Language is a funny thing.
I think it’s funniest when it’s not intended to be funny.
I don’t think puns are funny, really. Clever isn’t really very funny.
But language is funny.
If I said something like, “Whose baby this gonna be?” I’d know the answer immediately.
I could say, “Why, this baby gonna be our baby…that’s whose baby this baby gonna be. This baby gonna be our baby for a long, long time.”
If I said, “Who’s this baby gonna be?”….well, that would be a much harder question to answer.
Actually, that would be an impossible question to answer.
You can’t predict the future. You can nudge, you can aim, you think you can direct…you can keep safe and warm, fed…supply them with the things they need to the best of your ability…but you can’t really predict how things are going to turn out.
If I was one of those “pusher dads”, I might say “this baby is going to be one of the greatest quarterbacks the NFL has ever seen! Without question, that is this baby’s path from here on out.”
You might question that…might mention that “um, this baby is a little girl…a ‘little’ girl…maybe you should rethin…..”
“DON’T QUESTION MY JUDGEMENT!!!! THIS BABY IS A WINNER!!! IF I SAY SHE WILL BE A PROFESSIONAL ATHLETE BY THE TIME SHE ENTERS PUBERTY, WHO ARE YOU TO QUESTION MEEEEEEEE!!!!”
That would be pretty crazy. That would be full-on nuts.
Now earlier I mentioned that a baby is kind of a blank slate…ready for us to “write on” and influence, ready for us to mold into what we think the child should be.
This morning, I’m thinking that’s not really true.

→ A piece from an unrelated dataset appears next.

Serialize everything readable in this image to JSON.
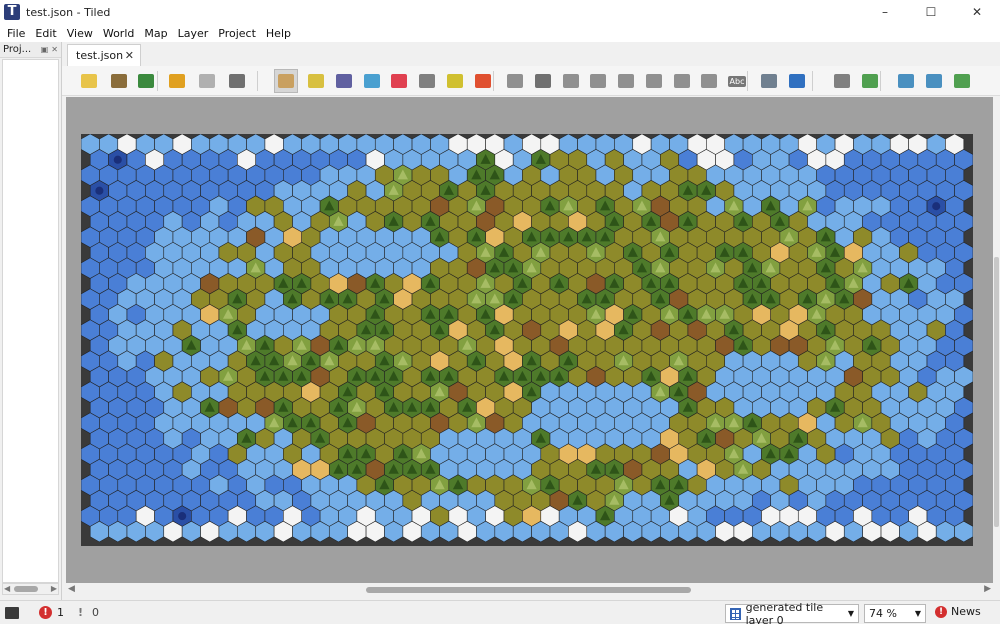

Even though her language skills are kind of insufficient at this point in the game, this little Sparrow is her own person.
She’s no blank slate.
She fills up the space like any baby can…but she fills it up with “Sparrowness” like no other Sparrow on earth.
She’s her own little person.
I guess that a parents job is to shepherd as much as possible…to keep that child away from danger, to encourage, to support and allow to grow.
The “allowing” part isn’t really accurate…they’re going to grow whether we “allow” it or not…but maybe what I mean is that we need to figure out how to take a step back and let them make it on their own.
Let go of the bicycle seat so we can hand them the car keys.
It would be easier to be a “Svengali Shepherd”…a junior OZ, almighty and powerful, hiding behind the curtain and pulling all the strings.
( Maybe that’s what all parents really are now that I re-read that sentence…maybe we really do try and control what we can? We’re just nervous…no harm intended, usually…right?)
I could handle being almighty and powerful…but that’s not the way I roll.
I guess that when someone asks, if they ever did, “Who’s this baby gonna be..” the answer would have to be that this baby already is.
This baby already “is”.
There will be changes galore…the metaphorical GPS will have a chance to yell out, “RECALCULATING!! RECALCULATING!!!” many times over the course of Sparrow’s life…but the becoming part happened somewhere a long time before we had a chance to meet her for the first time in the delivery room.
It’s not my job to answer the question, “Who’s this baby gonna be?”
Maybe somewhere up in Heaven, my parents are looking down at me…and asking the question, 53 years into my life….”WHO’S THIS BABY GONNA BE?!!!”
Well….well….um…you know…really….I “IS”, TOO.